Böhmermann Mein Vater war selbst Polizist und ich habe immer hautnah mitbekommen, dass Polizeiarbeit auch eine ethische Komponente hat. Wenn nach der Kommunalwahl SS-Siggi und seine Jungs eine Party im Rathaus machen wollen, besoffen, vorbestraft und gewaltbereit, und Vertreter aller Parteien sich vor das Rathaus stellen und die Polizei das völlig unterschätzt und es zu Handgreiflichkeiten kommt und die Polizei dann in einer Pressemeldung mitteilt, dass da einfach zwei politische Lager aufeinandergetroffen seien - da wird es dann kritisch. Die Polizei hat die Aufgabe, die Grundrechte zu schützen. Aber da hat sie versucht, ihr Image zu wahren. Dabei ging es nicht darum, dass dort Linke auf Rechte getroffen sind. Alle gewählten Vertreter des Rathauses haben sich aufgestellt, um die Nazis abzuhalten, weil keine Bullen da waren. Dafür habe ich die Polizei auf Facebook kritisiert.

In einem für Facebook-Verhältnisse sehr langen Eintrag.

Böhmermann Es ist manchmal befreiend, über die private Haltung zu schreiben, anstatt ständig im On-Air-Modus zu sein und auf alles zu achten. Natürlich gebe ich damit etwas von mir preis und lege Leuten den offenen Hals hin. Aber es funktioniert nicht, immer derjenige zu sein, der alles richtig macht und über allen Dingen steht.

Haben Sie Angst, sich zu blamieren, wenn Sie sich aus der Deckung wagen?

Böhmermann Es gehört dazu, auch mal mit Anlauf zu versagen. Ich blamiere mich häufig genug. Und zahle dafür auch gerne mal 1000 Euro oder fang mir eine Schelle. Aber es führt zu nichts, wenn man es nicht riskiert. Es ist schön, den unnahbaren Ironiker zu geben, es ist aber auch manchmal sehr befreiend, es nicht zu tun. Ich schlafe nachts übrigens vorzüglich.

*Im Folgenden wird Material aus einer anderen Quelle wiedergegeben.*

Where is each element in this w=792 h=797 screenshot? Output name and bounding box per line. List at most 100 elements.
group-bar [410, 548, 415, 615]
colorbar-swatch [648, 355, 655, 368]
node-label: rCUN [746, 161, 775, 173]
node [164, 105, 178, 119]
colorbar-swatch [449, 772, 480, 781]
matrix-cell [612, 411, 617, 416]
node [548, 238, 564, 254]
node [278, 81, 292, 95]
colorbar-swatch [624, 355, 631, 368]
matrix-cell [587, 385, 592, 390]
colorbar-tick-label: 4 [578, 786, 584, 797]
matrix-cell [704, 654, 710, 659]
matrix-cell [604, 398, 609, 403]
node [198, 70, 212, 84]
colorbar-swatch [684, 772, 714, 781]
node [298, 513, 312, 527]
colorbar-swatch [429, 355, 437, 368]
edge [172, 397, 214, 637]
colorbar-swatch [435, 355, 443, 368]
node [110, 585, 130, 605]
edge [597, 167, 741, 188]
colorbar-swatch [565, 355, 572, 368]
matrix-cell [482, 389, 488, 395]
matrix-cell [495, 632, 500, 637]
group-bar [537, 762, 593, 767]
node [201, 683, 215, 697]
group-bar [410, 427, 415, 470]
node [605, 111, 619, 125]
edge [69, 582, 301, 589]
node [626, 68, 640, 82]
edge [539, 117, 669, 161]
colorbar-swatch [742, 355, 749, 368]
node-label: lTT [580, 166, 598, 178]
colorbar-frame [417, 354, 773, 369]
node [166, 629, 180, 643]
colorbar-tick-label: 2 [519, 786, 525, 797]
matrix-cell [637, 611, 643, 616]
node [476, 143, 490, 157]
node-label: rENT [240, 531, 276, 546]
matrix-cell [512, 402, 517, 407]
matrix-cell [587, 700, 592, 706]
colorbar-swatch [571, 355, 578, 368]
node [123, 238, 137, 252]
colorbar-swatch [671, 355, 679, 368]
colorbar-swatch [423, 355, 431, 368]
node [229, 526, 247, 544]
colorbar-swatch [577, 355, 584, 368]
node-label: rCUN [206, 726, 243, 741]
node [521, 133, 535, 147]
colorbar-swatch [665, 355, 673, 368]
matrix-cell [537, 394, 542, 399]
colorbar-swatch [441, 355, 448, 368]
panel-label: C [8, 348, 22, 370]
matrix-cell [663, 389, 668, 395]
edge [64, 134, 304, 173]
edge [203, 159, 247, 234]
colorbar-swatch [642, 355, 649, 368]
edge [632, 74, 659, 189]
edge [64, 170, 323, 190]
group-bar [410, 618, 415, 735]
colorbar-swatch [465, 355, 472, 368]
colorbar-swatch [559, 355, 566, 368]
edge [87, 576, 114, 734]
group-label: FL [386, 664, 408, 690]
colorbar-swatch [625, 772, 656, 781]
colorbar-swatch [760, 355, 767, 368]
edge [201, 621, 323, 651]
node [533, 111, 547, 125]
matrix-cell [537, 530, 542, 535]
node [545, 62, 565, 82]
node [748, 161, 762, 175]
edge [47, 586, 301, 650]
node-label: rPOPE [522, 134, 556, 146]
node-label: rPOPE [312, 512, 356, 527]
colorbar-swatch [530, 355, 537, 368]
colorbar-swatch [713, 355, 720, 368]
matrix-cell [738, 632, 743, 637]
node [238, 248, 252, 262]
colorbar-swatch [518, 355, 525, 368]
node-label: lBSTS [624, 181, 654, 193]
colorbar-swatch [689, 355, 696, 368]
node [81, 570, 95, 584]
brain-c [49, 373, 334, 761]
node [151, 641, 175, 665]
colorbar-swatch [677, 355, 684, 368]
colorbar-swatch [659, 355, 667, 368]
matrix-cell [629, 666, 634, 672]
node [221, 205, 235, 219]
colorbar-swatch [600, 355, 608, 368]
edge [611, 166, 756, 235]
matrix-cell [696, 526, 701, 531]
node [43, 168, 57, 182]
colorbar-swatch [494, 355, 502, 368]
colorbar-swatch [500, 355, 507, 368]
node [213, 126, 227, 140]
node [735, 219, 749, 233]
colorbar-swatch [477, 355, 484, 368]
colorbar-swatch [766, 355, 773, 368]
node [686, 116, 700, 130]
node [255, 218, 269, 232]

Äußern Sie sich spontan oder tragen Sie vorher einen inneren Konflikt aus?

Böhmermann Diesen inneren Konflikt gibt es. Zum Beispiel bei der Geschichte mit dem Fotografen, die mich gerade sehr beschäftigt. Inhaltlich und menschlich.

Sie haben bei Twitter vor einigen Monaten dieses berühmte Bild aus Rostock-Lichtenhagen geteilt, auf dem ein Mann zu sehen ist, der sich in die Hose gepinkelt hat und den Hitler-Gruß zeigt. Der Fotograf hat Ihnen eine Abmahnung geschickt, weil Sie seine Erlaubnis nicht eingeholt hatten. Daraufhin haben Sie ihn bei Twitter kritisiert.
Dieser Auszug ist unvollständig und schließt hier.